Edu’s letter authorising the Accountant-General to make the payment has sparked reactions from Nigerians, who were concerned that public funds were being sent to a private individual.

“I hereby approve the payment of the cumulative sum of N585,189,500. These are payments for programmes and activities of the Renewed Hope grant for Vulnerable Groups,” Edu noted in the letter.



However, in the statement by her media aide, the minister said the payment followed due process and described reactions to the payment as sponsored attempts to blackmail her.

“It is glaring that the same sponsored disgruntled elements in the past few days have been trying to smear the Honourable Minister, Dr Betta Edu, and stain her integrity because she alerted the Federal Government attention to the ongoing N44.8 billion fraud in NSIPA.




     

     

    “These elements have been trying to link her to a phantom fraud and are behind this latest misadventure. However, this latest vile effort of theirs is another infantile blackmail doomed for evisceration.

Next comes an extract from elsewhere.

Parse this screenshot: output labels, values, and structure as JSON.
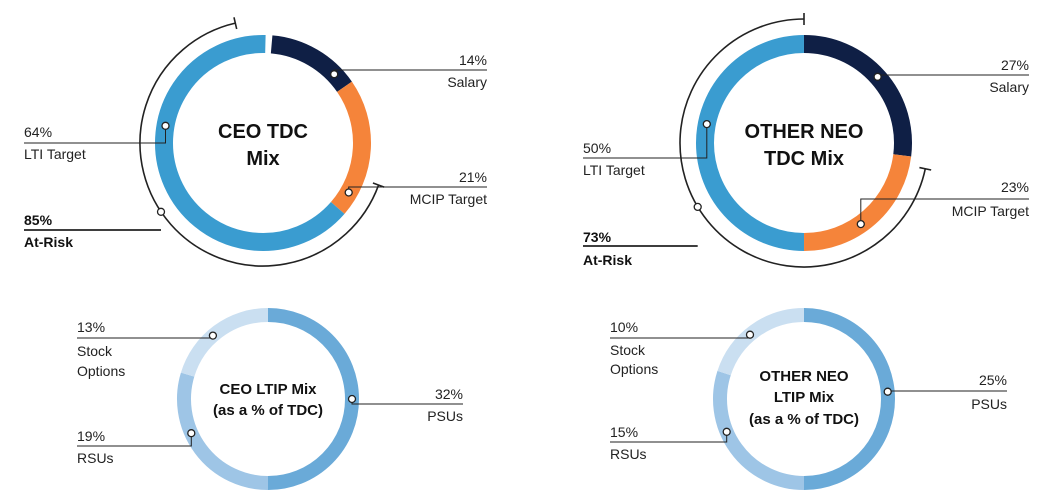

For the avoidance, the said N585,198,500.00 was approved, and it is meant for the implementation of grants to vulnerable groups in Akwa Ibom, Cross River, Ogun, and Lagos states,” she said.

    Earlier, Edu had been accused of being involved in a N3 billion fraud by the National Social Investment Programme Agency (NSIPA) fraud.

    She, however, denied being involved in the fraud, saying she never withdrew the sum of N3 billion from the NSIPA account.

    NOTE: This report was updated to reflect the public sector financing regulation act.